A bioética substitui a ética médica ou contrapõe-se a esta?
Parece-nos insensato admitir ou estimular qualquer forma de conflito. A ética médica tem dois séculos de nome e mais de dois milênios de existência. Cuida da relação dos médicos com os enfermos, e dos médicos entre si. Nessa tarefa, obriga-se a conhecer o ser humano como objeto de fraquezas, necessidades, proteção. Mais que nunca, precisa permanecer vigilante e posicionar-se em face das novidades e progressos que chegam na forma de medicamentos, tecnologias e possibilidades biológicas postas nas mãos do médico, que vai usar esses fabulosos recursos do admirável mundo novo. Se a ética médica enfrenta tão fortes desafios, é bom que tenha a bioética como aliada e colaboradora, ajudando o médico a refletir e posicionar-se sobre assuntos que fazem parte do seu trabalho.
A bioética é muito nova, trinta anos apenas! É preciso, portanto, que haja compreensão para o entusiasmo dos que a ela se vêem dedicando, e que são legiões de intelectuais dos países ricos do Primeiro Mundo (Não se pode criticar a bioética por estar ausente da Etiópia, Bangladesh, Moçambique, Equador, países pobres que têm outros tipos de prioridades e problemas. E como cada povo tem seu tipo de cultura e crença, não é fácil desejar modelos de uniformização).
A bioética, pela força adquirida em tão pouco tempo, parece que veio para ficar. Se isto acontecer, o que desejamos, não será pelo entusiasmo quase juvenil de alguns dos seus acólitos, que a desejam como força locomotora da dinâmica social e política do mundo da esperança. A bioética ganhará persistência se conseguir institucionalizar-se, com autonomia ou associada a outras correntes que se ocupam de questões semelhantes - nesse particular, a ética médica não enfrenta o mesmo tipo de dificuldades, porque tem na própria medicina, nos seus cursos e na sua práxis, na necessidade de sua participação nos conflitos que agridem a integridade biológica do ser humano, os alicerces de sua permanência.

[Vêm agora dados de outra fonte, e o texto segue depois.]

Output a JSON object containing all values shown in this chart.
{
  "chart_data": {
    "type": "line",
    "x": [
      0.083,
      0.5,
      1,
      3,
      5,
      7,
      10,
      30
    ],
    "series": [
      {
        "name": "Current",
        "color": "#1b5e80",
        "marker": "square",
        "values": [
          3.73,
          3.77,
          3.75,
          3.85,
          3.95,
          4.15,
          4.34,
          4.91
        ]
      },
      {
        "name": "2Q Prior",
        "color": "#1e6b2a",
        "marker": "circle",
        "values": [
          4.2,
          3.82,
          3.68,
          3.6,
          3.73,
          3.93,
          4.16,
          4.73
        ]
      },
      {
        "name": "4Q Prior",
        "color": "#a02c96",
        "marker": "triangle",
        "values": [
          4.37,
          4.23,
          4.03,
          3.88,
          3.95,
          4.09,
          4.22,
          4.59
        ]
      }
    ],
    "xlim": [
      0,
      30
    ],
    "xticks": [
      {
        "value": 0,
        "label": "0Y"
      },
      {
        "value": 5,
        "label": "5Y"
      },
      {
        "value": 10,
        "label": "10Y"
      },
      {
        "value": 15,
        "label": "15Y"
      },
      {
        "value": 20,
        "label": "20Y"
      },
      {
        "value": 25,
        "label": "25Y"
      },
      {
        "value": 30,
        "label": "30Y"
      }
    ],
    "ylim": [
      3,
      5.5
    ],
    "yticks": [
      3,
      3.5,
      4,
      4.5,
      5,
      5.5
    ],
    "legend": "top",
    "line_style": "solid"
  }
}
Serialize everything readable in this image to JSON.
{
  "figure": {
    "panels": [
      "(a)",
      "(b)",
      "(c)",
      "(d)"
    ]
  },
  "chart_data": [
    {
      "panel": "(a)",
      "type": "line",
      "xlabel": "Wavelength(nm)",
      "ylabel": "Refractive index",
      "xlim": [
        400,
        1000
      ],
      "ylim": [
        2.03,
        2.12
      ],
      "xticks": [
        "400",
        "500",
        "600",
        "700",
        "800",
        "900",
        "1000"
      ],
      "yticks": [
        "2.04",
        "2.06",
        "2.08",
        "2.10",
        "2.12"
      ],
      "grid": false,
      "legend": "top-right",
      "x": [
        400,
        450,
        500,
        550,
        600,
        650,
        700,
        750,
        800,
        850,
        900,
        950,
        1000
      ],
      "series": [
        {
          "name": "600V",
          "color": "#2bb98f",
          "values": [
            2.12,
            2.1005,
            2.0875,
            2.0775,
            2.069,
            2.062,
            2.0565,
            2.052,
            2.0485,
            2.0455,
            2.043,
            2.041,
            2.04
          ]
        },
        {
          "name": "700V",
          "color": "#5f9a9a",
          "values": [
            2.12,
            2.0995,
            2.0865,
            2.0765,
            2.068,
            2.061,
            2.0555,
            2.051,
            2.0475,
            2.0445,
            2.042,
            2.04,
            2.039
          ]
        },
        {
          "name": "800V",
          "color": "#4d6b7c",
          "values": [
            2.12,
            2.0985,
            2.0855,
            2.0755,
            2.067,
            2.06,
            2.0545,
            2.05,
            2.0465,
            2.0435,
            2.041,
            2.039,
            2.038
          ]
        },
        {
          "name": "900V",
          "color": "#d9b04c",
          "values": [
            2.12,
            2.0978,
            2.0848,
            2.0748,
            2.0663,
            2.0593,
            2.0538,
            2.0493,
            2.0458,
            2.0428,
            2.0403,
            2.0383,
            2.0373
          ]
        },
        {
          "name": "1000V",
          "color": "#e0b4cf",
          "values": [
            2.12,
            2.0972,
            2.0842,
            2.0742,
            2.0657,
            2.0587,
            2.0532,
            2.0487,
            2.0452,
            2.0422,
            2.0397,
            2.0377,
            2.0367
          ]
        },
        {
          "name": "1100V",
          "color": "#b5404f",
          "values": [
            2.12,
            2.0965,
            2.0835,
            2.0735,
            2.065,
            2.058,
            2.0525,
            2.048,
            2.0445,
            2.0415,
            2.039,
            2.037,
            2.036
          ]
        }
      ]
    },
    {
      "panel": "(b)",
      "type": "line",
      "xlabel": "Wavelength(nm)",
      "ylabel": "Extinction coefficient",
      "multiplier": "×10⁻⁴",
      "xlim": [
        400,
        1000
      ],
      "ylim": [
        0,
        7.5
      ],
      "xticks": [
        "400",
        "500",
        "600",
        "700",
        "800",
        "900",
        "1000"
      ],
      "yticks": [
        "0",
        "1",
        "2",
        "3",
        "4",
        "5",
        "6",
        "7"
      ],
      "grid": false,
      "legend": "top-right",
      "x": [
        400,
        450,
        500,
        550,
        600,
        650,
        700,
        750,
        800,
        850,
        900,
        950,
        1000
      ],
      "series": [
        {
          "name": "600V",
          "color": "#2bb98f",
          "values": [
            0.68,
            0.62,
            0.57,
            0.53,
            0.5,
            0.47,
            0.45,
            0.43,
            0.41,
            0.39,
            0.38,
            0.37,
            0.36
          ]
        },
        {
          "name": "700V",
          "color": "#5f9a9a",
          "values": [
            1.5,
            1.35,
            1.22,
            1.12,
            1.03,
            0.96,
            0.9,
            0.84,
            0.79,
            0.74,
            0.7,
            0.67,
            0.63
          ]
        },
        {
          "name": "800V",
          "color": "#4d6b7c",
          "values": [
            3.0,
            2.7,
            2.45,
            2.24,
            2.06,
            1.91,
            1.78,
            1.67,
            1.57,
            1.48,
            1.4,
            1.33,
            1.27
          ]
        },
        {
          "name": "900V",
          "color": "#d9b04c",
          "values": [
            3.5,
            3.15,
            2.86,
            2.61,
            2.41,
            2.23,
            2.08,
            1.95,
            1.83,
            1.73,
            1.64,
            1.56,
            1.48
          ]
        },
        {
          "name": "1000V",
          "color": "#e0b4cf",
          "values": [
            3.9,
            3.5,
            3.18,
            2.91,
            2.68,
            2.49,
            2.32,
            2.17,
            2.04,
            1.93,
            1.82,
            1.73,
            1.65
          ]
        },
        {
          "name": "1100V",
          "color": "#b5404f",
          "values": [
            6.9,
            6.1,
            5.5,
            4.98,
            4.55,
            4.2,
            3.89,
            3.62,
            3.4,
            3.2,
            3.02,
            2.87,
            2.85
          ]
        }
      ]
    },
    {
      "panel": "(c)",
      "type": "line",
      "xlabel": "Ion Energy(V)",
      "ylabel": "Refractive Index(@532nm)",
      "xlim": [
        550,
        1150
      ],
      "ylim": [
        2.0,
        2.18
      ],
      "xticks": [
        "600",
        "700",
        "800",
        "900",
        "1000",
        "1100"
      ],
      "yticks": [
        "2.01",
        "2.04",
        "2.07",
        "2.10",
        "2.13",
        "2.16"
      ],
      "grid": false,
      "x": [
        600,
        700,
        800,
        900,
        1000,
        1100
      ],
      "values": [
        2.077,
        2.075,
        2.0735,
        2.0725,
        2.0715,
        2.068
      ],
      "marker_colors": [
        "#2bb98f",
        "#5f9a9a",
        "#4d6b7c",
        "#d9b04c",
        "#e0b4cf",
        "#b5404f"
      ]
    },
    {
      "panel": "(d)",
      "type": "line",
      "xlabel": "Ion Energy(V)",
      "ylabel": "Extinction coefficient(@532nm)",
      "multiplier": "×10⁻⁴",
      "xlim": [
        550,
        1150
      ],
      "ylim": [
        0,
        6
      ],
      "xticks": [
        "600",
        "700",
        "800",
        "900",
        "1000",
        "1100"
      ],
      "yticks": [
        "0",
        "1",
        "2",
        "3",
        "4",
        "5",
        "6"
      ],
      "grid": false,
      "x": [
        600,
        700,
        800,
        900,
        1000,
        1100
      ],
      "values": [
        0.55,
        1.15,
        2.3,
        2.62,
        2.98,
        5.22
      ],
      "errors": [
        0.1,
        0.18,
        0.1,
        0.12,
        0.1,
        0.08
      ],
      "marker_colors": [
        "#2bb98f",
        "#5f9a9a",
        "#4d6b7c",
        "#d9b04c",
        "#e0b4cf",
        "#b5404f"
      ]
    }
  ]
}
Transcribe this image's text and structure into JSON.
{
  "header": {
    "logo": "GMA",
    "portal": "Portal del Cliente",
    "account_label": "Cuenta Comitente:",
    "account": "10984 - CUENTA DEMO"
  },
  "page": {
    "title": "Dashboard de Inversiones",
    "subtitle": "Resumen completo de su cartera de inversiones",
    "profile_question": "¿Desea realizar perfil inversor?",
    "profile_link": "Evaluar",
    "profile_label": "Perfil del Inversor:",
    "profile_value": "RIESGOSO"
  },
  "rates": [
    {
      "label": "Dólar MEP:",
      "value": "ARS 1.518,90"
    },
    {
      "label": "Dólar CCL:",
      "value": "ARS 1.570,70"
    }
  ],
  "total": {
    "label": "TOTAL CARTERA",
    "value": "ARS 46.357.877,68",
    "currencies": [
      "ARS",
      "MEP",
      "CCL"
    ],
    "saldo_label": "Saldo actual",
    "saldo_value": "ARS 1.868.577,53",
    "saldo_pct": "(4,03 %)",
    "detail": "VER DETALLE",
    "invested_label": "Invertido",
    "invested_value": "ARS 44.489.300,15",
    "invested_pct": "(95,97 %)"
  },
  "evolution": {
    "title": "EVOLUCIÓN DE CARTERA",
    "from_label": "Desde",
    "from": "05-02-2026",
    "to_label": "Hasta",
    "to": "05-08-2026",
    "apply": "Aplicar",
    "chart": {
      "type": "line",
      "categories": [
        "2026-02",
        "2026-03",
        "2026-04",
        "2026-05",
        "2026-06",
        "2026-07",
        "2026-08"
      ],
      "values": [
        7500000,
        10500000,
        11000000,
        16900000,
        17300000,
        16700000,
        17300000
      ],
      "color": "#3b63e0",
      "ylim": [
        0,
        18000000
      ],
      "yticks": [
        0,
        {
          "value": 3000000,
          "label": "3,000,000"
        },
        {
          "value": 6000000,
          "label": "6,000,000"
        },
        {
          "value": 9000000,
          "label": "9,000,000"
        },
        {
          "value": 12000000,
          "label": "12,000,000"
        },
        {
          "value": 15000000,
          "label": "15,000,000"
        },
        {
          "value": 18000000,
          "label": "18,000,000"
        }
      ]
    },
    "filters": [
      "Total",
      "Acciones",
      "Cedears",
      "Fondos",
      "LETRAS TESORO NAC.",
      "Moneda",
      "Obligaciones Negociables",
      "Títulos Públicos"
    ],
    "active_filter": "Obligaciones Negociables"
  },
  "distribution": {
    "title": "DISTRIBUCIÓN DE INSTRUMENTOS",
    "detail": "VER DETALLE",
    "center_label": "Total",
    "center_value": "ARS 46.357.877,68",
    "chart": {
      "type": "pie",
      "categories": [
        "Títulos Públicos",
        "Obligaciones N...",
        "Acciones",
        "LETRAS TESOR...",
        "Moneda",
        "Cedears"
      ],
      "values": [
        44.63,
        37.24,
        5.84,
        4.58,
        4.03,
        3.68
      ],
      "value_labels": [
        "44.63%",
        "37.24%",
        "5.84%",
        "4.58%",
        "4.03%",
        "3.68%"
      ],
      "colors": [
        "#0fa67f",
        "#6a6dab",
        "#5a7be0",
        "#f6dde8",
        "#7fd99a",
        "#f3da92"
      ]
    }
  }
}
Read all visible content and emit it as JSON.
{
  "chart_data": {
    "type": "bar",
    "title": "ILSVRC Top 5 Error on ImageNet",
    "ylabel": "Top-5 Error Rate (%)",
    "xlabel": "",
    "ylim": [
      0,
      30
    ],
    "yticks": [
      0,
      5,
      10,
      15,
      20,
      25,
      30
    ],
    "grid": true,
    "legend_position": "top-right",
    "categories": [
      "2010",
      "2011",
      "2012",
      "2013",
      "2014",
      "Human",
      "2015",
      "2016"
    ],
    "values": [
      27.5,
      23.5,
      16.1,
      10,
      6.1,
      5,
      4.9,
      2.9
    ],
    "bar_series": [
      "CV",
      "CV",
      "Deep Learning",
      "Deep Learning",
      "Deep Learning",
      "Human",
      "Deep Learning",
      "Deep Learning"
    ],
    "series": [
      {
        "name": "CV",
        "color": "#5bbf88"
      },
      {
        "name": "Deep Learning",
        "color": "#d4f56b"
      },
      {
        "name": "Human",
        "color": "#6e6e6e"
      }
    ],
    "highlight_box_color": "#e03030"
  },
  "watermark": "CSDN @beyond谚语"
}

A ética médica será favorecida pela ajuda da bioética, sim. Principalmente considerando-se que esta última tem participação pluralista, contando com a ajuda de homens de outros saberes. Mas tanto a ética médica como a bioética, lidando com a vida de outros, seja no plano do fazer seja no do pensar, permitem trazer à lembrança, como paráfrase, a célebre frase de Clemenceau: "A saúde e a vida do ser humano são assuntos sérios demais para serem entregues a categorias de profissionais ou de sábios, pois cada homem deve opinar sobre seu destino".
* Falecido em 21/11/2010, Oliveiros Guanais de Aguiar, nascido em Caetité, Bahia, era médico anestesiologista. Foi presidente da UNE e membro do Conselho Federal de Medicina.